As for apartments, 75 per cent of buyers acquire an apartment to let it out, 9 per cent to occupy it, while 16 per cent purchase for resale.

TAKES TWO, OR MORE

“With mortgage rates still putting buying out of reach for all except those on the country’s very highest salaries, one of the trends now clearly emerging is dual ownership in order to service repayments, as well as institutional buying,” said Ms Muthoni, during the launch of the report last month.

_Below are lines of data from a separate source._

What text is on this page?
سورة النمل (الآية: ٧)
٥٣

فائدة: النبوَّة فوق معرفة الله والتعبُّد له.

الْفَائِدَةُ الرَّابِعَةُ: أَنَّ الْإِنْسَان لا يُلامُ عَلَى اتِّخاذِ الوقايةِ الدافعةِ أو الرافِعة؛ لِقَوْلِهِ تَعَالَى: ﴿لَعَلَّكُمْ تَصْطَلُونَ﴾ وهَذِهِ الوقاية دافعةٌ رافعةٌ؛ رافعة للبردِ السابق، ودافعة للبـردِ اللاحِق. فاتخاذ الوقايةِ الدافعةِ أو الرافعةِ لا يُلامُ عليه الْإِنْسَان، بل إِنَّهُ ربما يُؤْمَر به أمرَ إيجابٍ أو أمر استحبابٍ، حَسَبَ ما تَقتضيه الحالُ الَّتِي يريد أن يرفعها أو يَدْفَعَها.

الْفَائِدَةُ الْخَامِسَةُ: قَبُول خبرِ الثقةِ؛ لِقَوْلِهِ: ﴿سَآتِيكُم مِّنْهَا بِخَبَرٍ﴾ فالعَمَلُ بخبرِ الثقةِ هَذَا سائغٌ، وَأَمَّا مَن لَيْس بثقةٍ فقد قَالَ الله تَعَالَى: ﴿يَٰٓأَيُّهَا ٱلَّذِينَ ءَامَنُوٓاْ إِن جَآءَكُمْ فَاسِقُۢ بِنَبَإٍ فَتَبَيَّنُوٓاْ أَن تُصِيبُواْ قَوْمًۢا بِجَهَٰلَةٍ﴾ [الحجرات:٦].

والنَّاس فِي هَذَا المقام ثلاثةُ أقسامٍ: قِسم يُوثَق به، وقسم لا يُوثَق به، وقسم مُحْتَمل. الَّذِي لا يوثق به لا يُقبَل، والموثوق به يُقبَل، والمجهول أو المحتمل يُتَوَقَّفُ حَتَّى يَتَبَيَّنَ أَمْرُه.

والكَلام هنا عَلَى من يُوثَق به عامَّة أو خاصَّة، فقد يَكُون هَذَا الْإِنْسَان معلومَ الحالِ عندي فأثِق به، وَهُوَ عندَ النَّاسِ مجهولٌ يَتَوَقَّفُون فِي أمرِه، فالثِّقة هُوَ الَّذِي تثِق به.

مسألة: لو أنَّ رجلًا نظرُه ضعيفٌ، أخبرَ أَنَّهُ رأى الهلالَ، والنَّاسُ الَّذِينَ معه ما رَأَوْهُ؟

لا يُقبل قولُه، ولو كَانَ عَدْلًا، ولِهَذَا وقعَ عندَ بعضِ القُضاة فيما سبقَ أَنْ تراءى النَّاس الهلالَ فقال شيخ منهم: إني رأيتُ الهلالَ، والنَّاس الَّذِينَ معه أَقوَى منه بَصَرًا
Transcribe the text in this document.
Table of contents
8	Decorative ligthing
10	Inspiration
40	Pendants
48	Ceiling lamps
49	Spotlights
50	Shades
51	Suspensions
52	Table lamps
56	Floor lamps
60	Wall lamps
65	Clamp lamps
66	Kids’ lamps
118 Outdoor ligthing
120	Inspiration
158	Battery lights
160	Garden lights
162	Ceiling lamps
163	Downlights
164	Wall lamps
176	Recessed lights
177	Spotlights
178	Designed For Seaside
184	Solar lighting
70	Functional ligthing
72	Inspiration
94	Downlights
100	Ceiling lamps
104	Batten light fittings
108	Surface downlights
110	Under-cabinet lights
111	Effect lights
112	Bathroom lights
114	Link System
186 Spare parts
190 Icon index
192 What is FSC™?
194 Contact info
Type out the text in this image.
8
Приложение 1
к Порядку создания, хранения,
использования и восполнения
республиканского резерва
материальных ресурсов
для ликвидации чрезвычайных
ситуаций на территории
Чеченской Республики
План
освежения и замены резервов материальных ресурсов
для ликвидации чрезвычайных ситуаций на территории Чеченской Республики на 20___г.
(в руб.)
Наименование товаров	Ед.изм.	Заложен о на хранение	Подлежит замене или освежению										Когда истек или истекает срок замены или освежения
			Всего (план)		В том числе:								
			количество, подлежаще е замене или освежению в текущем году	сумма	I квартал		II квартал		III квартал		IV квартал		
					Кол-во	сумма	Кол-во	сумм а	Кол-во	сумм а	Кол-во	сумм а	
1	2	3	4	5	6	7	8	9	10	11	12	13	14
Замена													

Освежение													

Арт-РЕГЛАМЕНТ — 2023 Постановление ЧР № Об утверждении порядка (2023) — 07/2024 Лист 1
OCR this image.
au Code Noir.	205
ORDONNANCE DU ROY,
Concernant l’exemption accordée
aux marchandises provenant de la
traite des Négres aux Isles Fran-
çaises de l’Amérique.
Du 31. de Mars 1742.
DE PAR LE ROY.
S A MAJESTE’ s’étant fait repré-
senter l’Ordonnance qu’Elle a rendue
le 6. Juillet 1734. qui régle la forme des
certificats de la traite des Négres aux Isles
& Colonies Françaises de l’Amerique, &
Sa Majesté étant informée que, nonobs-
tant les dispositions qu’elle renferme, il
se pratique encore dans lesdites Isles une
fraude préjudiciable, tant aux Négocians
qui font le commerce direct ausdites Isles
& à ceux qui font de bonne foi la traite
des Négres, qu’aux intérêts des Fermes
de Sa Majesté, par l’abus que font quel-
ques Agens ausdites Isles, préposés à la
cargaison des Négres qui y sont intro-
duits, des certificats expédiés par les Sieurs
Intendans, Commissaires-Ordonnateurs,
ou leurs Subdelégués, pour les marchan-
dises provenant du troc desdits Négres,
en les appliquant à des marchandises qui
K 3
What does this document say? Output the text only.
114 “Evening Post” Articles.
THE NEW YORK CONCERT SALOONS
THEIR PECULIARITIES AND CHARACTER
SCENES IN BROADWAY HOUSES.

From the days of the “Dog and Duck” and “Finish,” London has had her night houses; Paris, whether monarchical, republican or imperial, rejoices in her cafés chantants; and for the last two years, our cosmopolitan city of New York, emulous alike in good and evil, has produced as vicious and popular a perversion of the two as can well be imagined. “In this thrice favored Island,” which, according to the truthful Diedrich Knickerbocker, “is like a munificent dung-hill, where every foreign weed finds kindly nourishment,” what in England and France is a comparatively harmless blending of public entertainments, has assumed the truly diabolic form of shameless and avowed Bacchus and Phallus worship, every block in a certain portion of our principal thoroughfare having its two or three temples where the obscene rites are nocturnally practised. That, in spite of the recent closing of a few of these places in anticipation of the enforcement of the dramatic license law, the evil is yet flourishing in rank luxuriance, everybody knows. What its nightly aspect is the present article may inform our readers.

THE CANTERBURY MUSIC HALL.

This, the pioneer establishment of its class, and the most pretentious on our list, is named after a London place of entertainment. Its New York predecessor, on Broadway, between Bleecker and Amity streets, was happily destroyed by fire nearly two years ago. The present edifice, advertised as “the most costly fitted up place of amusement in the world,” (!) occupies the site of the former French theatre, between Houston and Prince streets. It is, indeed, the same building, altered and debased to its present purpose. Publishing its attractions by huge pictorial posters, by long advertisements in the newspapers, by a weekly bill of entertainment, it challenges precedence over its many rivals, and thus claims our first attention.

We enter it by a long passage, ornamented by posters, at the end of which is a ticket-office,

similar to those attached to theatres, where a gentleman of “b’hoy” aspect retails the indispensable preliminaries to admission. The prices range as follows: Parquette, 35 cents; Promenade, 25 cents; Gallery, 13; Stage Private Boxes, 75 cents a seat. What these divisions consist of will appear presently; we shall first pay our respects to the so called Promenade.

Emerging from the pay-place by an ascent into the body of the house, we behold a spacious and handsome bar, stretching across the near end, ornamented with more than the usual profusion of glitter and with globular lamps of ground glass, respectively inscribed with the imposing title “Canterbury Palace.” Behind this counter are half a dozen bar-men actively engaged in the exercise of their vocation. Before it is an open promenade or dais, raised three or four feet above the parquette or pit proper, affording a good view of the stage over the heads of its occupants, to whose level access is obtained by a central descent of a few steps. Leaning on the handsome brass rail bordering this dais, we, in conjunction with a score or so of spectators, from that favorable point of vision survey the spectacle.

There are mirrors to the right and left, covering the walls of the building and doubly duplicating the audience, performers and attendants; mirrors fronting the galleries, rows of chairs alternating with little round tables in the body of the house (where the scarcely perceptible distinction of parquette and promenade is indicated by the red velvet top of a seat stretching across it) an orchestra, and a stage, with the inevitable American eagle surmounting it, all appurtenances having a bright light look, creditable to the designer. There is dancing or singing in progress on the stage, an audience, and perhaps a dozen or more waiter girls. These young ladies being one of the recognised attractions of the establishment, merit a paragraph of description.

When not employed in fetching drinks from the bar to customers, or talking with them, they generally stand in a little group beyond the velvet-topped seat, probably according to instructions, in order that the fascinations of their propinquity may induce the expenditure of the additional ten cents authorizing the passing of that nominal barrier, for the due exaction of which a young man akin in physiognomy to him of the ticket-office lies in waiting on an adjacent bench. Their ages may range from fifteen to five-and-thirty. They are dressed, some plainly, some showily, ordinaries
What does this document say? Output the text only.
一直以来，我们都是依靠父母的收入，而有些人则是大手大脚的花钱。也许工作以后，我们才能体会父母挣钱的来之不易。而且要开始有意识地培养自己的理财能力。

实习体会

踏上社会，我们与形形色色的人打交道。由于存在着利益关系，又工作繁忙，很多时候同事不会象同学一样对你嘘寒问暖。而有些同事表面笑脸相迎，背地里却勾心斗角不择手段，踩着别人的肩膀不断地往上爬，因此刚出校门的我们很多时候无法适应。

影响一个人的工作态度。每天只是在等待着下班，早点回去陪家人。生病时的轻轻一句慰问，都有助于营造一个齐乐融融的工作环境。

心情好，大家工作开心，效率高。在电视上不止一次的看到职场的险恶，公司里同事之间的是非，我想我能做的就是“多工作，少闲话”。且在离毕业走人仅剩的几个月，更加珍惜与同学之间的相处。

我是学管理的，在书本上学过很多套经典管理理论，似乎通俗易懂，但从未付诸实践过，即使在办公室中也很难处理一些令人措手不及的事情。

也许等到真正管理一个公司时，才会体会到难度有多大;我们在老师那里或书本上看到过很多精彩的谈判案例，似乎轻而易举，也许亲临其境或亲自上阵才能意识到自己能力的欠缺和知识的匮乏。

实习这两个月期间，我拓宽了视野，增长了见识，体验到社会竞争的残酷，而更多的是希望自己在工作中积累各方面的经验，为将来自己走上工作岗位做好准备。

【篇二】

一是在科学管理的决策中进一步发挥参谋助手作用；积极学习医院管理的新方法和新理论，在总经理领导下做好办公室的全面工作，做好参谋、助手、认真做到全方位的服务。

She added that such significant and striking trends can only help in understanding and better serving our market, besides  explaining the ongoing resilience in buying.

“The drivers have changed. Behind our ongoing demand and steady uptake of all that is built is a flow of new developments that is moving, for the most part, straight into the rental market, and which increasingly, is owned by a couple or an institution, in order to reach the bar of affordability,” she said.

A look at the pricing model that is reshaping the property market, alongside our affordability Index and mapping of average mortgage payments for an apartment  clearly illustrates what has happened.

Since the  price surge in late 2011 that followed the increase in  interest rates, the average repayment on mortgage for an apartment has remained firmly above Sh140,000 a month.

It will thus take two, or many more, to muster repayments on that scale, Ms Muthoni says.

Average salaries in most sectors — apart from top executives — are not enough to cover that. As a result, there is an urgent need for innovation and creativity among our mortgage lenders to bridge a gap that is clearly widening.

Not surprisingly,  the report found almost no decline in mortgage rates since the end of July 2014, when the Kenya Banks’ Reference Rate (KBBR), which stands at 9.13 per cent, was set by the government in an attempt to get banks to  lower their rates. Standard Chartered Bank continues to offer the most competitive mortgage rate, at 12.3 per cent.

The  high mortgage rates, coupled with an increase in property prices, has served to further reduce the percentage of Kenyans able to afford a home of their own.

As a result, even buying an apartment remains beyond the reach of  many professionals, with mortgage repayments exceeding average salaries earned by professionals such as pharmacists, accountants, architects, and marketers, among other careers.

MASS HOME OWNERSHIP

Only top executives and senior managers come close to earning  salaries that can allow them to make mortgage repayments.

“It’s a trend that further highlights the need to access cheaper housing finance if we are to achieve the targets set by the government in moving any significant proportion of Kenyans into home ownership,” Ms Muthoni said.

“It is my heartfelt hope that in reports in the years ahead, we shall be able to report that the vision of mass home ownership has moved closer to reality, rather than further away, and all home interest will have been a catalyst to that process, of which we will all be able to be proud,” Ms Muthoni added.

Meanwhile, the report, the first in a quarterly series of home ownership reviews which was released alongside Hass Consult’s report for the third quarter of this year, will provide current mortgage rates and loan growth data, together with new figures on property buying trends.

It will have core features, such as monitoring the mortgage market rates and development, but will have different key topics each quarter.

“It is our sincere hope that this wandering format of a special focus will be as revealing every quarter as this first report clearly is in probing more deeply into the profiles of home buyers and their reasons for buying,” Ms Muthoni said.

“Never before have we  been able to see so clearly the relationship between the development of new housing, and the emergence of a new and expanding class of landlords,” she added.